The following are some likely causes of such anomaly;
- Radiation exposure to the embryo during mesodermal fusion process
- Malformations of the foetus in utero
- Smoking or alcohol abuse by the expectant mother
- Exposure to heavy chemicals
- Too much stress
Types of diphallia
According to experts, the degree of the penises’ functionality is entirely dependent on the individual. Some have two penises that are of normal shape, size, and function, while others can have a genitalia that is small, malformed, and unable to urinate or ejaculate. Here are three forms of the condition:
Bifid penis: This kind of diphallia is associated with abnormality present at birth where the bladder and associated structures are improperly formed.
True diphallus: It’s a condition where a patient has two independent penises. The additional organ has the whole exact copy of the penis, urethra, scrotum and bladder. The urethral opening can be either in normal posture where it opens on the underside of the penis or it opens on the upper surface of the penis.
Complete pseudodiphallus: It happens when the patient develops another penis in addition to the normal penis. Both organs are functional and can release urine at the same time or sometimes pass only one through some aperture perineum. Furthermore, in terms of its erectile functionality one or both penises are capable of erection, but in some cases the patient is sterile due to congenital defects.
Treating the condition
Just like the way the causes of diphallia vary from one type to another, so is the treatment. Diphallia treatment should be tailored according to the cause of the condition.

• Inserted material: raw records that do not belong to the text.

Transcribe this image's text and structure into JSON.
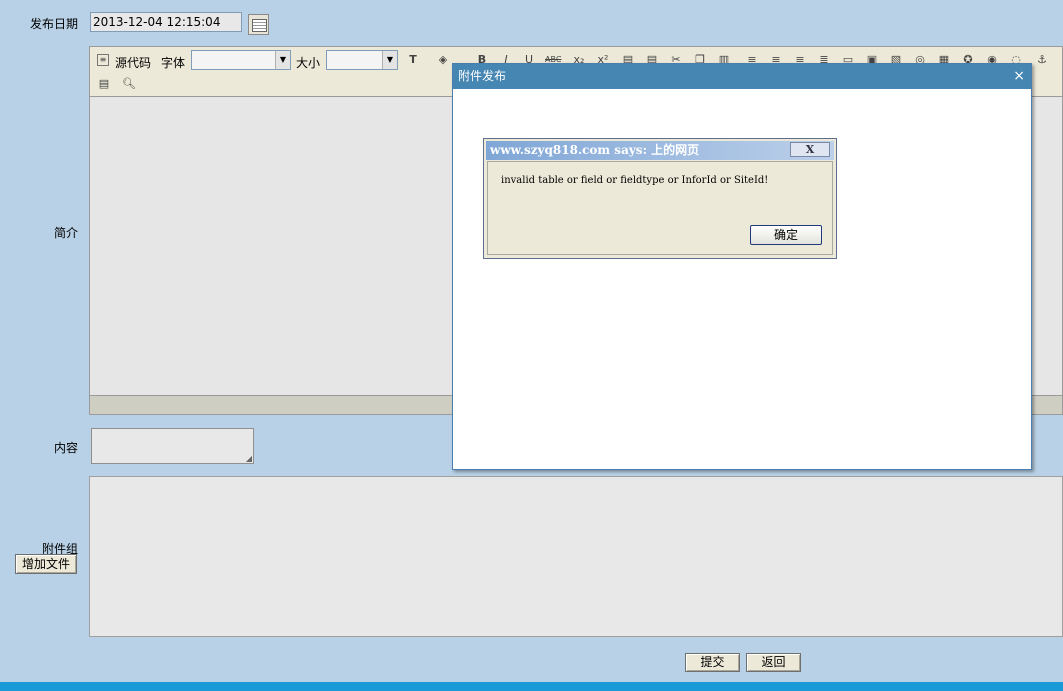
{
  "form": {
    "publish_date_label": "发布日期",
    "publish_date_value": "2013-12-04 12:15:04",
    "summary_label": "简介",
    "content_label": "内容",
    "attachments_label": "附件组",
    "add_file_button": "增加文件",
    "submit_button": "提交",
    "back_button": "返回"
  },
  "editor_toolbar": {
    "source_code": "源代码",
    "font_label": "字体",
    "size_label": "大小",
    "font_value": "",
    "size_value": "",
    "icons": [
      "text-color-icon",
      "bg-color-icon",
      "bold-icon",
      "italic-icon",
      "underline-icon",
      "strikethrough-icon",
      "subscript-icon",
      "superscript-icon",
      "paste-icon",
      "paste-word-icon",
      "cut-icon",
      "copy-icon",
      "paste-text-icon",
      "align-left-icon",
      "align-center-icon",
      "align-right-icon",
      "justify-icon",
      "horizontal-rule-icon",
      "image-icon",
      "flash-icon",
      "media-icon",
      "table-icon",
      "special-char-icon",
      "link-icon",
      "unlink-icon",
      "anchor-icon",
      "show-blocks-icon",
      "preview-icon"
    ]
  },
  "attach_dialog": {
    "title": "附件发布",
    "close": "×"
  },
  "alert": {
    "title": "www.szyq818.com says: 上的网页",
    "close": "X",
    "message": "invalid table or field or fieldtype or InforId or SiteId!",
    "ok_button": "确定"
  },
  "colors": {
    "page_bg": "#b9d1e6",
    "dialog_title_bg": "#4686b2",
    "bottom_bar": "#1a9bd8"
  }
}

The usual procedure is surgical removal, whereby the supernumerary penis is removed or the extra penis has to be surgically detached and retaining one functional penis. The sooner the elimination of the extra penis, the better. Thus early treatment on this kind of anomalies will prevent some possible problems in terms of sexual behaviour in future.
Doctors advise all patients with the condition to be evaluated carefully because of high incidence of other systematic anomalies and all can be repaired surgically.
Health experts say that infants born with diphallia and some of its related conditions have higher death rate from various infections that is associated with their renal or colorectal systems.
If you suspect your child has the condition, scientists advise parents to visit a health expert for a test. Most of the times the doctor will usually do magnetic resonance imaging (MRI) test. MRI is said to be a valuable method for achieving the accurate diagnosis of these anomalies and associated malformations.
The test also provides the appropriate knowledge regarding anatomical detail and assists the surgeon in decision-making and preoperative planning for optimal surgical approach.